Le silence et la lecture pendant les repas.
La coutume que l'on observe dans les monastères, de faire quelque lecture spirituelle lorsque les frères sont à table, n'est point venue des solitaires d'Égypte, mais de ceux de Cappadoce. Tout le monde sait que ce sont eux qui ont établi ce règlement, non pas tant pour s'occuper l'esprit de pensées saintes que pour arrêter les entretiens superflus et inutiles, et encore plus particulièrement pour retrancher toutes les contentions qui naissent durant le repas, et qu'ils ne pouvaient réprimer qu'en cette manière.

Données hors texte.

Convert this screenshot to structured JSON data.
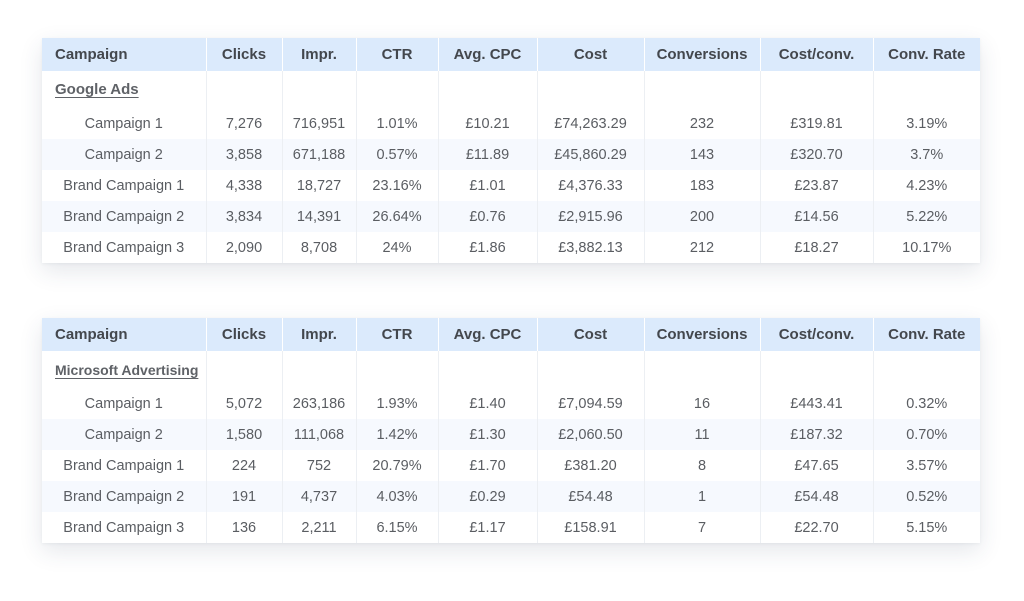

Les solitaires d'Égypte et entre autres ceux de Tabenne gardent alors un si grand silence que dans un si grand nombre de frères, il ne s'en trouve pas un seul qui ose ouvrir la bouche excepté celui qui a sous lui une dizaine de religieux. Et celui-là même témoigne plus par quelque signe que par des paroles les besoins qu'il y a d'apporter ou d'ôter quelque chose de la table. Ce silence est si religieux et si exact, que tous les solitaires ayant leur capuchon abaissé sur leurs yeux pour leur ôter la licence de se jeter curieusement de toutes parts, ils ne voient que leur table et les viandes qu'on leur sert, sans que personne d'entre eux puisse voir ce qu'un autre mange ou combien il mange. (Inst., IV, 17. P. L., 49, 174.)